As Brown approaches 75, he moves
slowly with a pronounced limp off the court.
But on the court at the clinic, he moved
well on it, and commanded the entire gym despite his worn-out hum
of a voice.
"At the end of the day, my coaches
that I had on every level helped me get to where I am," Brown
said afterward. "I'm older now and I want to share all the knowledge
that I was taught.
"I worry about that all the time.
Because I think a lot of people, when I was growing up, they got into
coaching because they love kids, and love to teach.

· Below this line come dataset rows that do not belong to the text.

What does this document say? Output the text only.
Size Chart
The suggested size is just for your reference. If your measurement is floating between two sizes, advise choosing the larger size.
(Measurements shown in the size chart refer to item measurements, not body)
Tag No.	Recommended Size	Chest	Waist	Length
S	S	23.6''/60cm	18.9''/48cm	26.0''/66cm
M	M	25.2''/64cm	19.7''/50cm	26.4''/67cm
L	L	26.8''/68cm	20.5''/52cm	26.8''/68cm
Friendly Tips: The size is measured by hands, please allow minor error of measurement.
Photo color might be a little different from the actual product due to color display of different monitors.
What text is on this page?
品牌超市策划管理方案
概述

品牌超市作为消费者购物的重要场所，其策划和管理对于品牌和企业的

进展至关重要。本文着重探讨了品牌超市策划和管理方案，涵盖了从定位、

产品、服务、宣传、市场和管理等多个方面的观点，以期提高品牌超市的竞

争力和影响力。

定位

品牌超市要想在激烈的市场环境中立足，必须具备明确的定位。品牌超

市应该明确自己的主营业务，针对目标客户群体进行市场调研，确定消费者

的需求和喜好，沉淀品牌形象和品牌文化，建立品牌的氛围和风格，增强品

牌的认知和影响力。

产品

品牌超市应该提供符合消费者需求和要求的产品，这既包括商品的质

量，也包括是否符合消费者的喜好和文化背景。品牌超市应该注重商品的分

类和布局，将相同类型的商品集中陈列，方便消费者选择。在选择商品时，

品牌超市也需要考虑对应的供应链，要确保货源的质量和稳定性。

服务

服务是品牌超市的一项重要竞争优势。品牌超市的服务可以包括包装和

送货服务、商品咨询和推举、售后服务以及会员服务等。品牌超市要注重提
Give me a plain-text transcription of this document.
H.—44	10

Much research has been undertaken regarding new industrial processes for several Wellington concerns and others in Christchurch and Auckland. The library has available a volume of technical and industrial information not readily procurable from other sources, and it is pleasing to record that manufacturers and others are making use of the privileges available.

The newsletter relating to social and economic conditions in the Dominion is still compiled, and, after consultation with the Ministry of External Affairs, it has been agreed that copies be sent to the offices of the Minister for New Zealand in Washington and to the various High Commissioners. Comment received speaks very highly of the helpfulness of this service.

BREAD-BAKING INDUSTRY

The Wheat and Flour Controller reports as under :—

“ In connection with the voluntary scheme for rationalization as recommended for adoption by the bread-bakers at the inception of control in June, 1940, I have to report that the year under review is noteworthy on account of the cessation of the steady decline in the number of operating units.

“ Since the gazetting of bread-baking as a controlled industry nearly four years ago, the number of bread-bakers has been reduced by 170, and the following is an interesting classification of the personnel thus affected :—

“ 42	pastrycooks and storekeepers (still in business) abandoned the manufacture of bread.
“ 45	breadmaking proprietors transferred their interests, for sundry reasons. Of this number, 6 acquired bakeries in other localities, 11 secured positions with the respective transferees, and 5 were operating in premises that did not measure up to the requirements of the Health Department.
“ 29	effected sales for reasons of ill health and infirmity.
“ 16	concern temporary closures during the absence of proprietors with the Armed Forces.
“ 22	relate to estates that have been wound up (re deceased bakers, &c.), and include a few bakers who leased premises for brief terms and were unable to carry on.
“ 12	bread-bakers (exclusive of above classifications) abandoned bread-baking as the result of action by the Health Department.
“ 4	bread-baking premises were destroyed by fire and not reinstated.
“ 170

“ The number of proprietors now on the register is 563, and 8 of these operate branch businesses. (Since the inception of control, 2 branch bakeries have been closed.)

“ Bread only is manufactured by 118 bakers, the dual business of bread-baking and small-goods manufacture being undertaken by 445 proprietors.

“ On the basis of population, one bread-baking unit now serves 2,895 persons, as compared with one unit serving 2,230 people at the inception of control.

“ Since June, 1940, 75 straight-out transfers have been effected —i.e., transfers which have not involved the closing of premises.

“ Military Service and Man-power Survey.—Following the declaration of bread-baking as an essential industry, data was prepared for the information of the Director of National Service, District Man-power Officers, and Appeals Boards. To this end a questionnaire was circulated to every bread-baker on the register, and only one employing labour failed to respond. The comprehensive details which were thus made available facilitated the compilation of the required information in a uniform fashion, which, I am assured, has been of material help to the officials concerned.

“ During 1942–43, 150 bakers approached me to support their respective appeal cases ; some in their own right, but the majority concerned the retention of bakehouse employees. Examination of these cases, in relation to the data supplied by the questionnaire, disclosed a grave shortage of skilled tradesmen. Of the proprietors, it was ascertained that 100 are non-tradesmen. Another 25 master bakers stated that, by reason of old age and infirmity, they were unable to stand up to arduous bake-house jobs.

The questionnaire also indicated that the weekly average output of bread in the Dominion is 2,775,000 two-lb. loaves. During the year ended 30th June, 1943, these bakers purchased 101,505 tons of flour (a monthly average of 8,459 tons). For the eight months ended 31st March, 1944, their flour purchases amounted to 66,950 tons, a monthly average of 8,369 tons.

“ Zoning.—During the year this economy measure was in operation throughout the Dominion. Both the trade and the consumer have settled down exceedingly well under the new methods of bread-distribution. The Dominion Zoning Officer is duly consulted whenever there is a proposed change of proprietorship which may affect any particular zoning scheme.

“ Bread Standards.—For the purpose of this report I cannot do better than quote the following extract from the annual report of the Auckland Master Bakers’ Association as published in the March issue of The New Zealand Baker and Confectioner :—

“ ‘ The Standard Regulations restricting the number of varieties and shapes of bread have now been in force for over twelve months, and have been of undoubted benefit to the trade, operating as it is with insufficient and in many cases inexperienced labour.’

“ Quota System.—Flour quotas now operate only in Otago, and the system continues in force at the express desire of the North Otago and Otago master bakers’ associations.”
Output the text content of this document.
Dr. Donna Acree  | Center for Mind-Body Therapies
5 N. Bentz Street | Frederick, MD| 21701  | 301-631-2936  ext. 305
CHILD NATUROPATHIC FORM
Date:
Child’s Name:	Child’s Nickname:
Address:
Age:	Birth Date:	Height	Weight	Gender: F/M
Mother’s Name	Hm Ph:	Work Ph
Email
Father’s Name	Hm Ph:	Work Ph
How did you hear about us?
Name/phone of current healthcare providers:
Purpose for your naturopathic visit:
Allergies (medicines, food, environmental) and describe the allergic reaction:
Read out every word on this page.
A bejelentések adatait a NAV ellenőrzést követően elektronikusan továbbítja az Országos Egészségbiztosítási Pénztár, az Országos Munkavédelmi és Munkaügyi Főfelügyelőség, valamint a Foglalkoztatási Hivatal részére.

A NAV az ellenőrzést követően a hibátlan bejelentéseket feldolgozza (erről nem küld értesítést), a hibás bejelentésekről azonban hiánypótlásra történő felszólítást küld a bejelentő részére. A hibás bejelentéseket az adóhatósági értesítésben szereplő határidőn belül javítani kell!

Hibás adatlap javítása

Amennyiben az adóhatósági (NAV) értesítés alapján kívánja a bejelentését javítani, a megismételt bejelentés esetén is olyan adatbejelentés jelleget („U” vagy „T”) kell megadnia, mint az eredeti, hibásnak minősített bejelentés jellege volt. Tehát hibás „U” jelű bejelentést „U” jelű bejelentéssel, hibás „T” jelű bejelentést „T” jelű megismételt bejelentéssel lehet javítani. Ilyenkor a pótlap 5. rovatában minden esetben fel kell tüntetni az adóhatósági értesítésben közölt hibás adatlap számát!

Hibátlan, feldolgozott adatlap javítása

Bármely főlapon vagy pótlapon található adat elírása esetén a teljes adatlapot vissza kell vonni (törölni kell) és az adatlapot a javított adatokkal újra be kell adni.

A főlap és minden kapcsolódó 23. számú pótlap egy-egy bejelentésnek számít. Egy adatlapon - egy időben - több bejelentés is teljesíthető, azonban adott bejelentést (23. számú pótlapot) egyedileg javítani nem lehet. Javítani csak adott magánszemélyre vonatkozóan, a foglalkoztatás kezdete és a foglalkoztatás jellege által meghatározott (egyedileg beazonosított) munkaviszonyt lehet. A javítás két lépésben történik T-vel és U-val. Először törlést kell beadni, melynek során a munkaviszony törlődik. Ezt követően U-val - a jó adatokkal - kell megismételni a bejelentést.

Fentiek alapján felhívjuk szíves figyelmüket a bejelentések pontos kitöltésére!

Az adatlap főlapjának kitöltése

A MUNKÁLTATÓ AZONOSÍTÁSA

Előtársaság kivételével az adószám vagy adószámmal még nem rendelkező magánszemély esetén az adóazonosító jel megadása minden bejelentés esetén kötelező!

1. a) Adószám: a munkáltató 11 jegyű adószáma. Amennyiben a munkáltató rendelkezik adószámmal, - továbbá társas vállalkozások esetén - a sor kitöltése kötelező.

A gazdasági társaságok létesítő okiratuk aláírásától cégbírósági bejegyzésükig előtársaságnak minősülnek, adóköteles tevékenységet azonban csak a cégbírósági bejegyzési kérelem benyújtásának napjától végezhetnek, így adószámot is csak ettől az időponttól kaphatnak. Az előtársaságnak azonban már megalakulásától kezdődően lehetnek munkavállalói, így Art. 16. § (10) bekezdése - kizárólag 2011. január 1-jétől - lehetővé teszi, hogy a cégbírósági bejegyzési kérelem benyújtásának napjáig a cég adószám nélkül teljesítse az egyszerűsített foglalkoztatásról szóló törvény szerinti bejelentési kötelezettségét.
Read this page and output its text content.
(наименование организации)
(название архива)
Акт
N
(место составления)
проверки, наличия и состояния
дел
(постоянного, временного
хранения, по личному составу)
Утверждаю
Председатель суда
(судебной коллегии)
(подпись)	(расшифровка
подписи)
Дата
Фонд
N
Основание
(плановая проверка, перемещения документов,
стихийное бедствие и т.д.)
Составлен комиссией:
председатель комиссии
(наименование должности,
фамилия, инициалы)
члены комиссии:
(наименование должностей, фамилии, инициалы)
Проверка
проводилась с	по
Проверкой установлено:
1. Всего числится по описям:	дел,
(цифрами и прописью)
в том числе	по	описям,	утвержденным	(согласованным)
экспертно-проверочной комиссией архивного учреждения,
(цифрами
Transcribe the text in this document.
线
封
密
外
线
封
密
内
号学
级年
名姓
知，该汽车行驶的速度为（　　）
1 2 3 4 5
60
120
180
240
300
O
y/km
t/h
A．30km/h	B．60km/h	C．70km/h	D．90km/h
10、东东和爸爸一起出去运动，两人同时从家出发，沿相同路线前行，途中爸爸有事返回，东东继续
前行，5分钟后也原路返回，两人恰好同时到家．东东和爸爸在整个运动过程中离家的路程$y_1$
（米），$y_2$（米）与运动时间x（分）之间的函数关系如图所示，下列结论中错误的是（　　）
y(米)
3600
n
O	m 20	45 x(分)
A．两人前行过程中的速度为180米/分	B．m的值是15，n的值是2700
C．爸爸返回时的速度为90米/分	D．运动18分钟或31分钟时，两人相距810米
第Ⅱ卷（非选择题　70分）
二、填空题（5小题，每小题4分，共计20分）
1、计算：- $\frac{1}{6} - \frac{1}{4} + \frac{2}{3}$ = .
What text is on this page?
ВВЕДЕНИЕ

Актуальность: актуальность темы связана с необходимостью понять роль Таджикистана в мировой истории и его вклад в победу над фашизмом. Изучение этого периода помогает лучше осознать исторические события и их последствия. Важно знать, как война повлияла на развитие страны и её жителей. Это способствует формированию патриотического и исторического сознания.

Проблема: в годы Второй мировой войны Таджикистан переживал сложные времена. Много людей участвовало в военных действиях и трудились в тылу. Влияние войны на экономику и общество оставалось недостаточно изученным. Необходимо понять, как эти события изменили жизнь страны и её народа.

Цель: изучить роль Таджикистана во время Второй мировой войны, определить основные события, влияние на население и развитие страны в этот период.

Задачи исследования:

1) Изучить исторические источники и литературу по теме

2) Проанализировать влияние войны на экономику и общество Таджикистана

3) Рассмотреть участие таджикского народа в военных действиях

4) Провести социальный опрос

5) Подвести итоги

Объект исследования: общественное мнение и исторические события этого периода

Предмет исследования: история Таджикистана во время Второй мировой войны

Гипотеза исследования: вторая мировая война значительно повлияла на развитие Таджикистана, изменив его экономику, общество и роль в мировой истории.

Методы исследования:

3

Now there's a lot
of other reasons they're getting into it.
"So when you have people like this
(at the clinic), you know they're in it for the right reasons, and
that's why I love being parts of things like this."
After watching Newton get his childhood
park named after him the next night, Brown would be gone that
weekend, back to Dallas and another group of young men, trying to get
back to the NCAA Tournament for a second straight year.
He'll prepare them by practicing
practice, competing fiercely and stealing his old coach's tenets with
his own Brooklyn twist.
On this earth to show them how to impact decent men.